Lecture date: 2017-02-08
Reflections on the utopian dreams of architects and the dystopian anxieties of society expressed in film and literature, situated in the context of the euphorias and catastrophes of the 20th Century. In this riff the seemingly intractable oppositions between calculation and imagination, between making space and living in places, between artifice and nature, are viewed as interrelated aspects of that singular ‘tensor’ – the future city.
Michael Weinstock studied Architecture at the Architectural Association 1983-1989 and has taught at the AA School of Architecture since 1989 in a range of positions from workshop tutor through to through Academic Head.

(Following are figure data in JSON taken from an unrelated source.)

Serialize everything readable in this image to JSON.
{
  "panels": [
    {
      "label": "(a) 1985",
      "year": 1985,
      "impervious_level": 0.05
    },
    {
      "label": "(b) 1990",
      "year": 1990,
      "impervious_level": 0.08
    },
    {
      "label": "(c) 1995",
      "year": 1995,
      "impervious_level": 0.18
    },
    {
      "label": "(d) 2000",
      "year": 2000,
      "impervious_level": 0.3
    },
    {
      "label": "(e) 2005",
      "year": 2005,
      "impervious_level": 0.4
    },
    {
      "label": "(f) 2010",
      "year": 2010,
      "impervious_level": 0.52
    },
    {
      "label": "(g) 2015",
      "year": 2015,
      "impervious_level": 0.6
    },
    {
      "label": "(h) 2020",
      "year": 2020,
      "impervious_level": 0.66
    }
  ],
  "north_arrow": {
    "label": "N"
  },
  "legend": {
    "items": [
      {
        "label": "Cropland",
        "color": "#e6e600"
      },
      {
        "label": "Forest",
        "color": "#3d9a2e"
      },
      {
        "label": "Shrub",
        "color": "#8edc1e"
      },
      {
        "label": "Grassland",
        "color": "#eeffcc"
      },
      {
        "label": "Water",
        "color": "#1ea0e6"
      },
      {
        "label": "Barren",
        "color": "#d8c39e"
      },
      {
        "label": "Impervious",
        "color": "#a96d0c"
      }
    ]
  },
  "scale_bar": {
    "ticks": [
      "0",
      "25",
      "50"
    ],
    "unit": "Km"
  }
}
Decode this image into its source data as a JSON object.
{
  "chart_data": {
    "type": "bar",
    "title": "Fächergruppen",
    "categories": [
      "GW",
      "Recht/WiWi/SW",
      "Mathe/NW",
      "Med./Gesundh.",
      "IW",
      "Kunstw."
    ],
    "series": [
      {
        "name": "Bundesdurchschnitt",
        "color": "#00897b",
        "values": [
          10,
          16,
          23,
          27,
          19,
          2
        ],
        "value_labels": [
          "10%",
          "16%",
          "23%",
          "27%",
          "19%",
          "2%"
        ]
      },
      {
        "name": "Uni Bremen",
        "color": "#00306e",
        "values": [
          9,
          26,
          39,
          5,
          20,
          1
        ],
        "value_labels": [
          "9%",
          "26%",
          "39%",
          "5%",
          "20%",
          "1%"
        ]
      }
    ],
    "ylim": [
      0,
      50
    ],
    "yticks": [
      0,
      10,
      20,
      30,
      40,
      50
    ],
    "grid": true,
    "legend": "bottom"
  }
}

Whilst his principal research and teaching has been conducted at the Architectural Association, he has published and lectured widely, and taught seminar courses, studios and workshops on Emergence, Evolutionary Computation, Design through Production and other associated topics at many other schools of Architecture, in Europe including Delft, Rome, Barcelona, Vienna and in Stuttgart; and in the US at Yale, Berkeley and Rice.
His research interests extend from his published research into the dynamics, forms and energy transactions of natural systems, and the abstraction and systematisation of knowledge of biological morphogenesis and evolution to contribute to innovative computational processes of architectural design and materialisation. His current work is focused is on developing new paradigms for sentient cities in extreme climates and ecological contexts.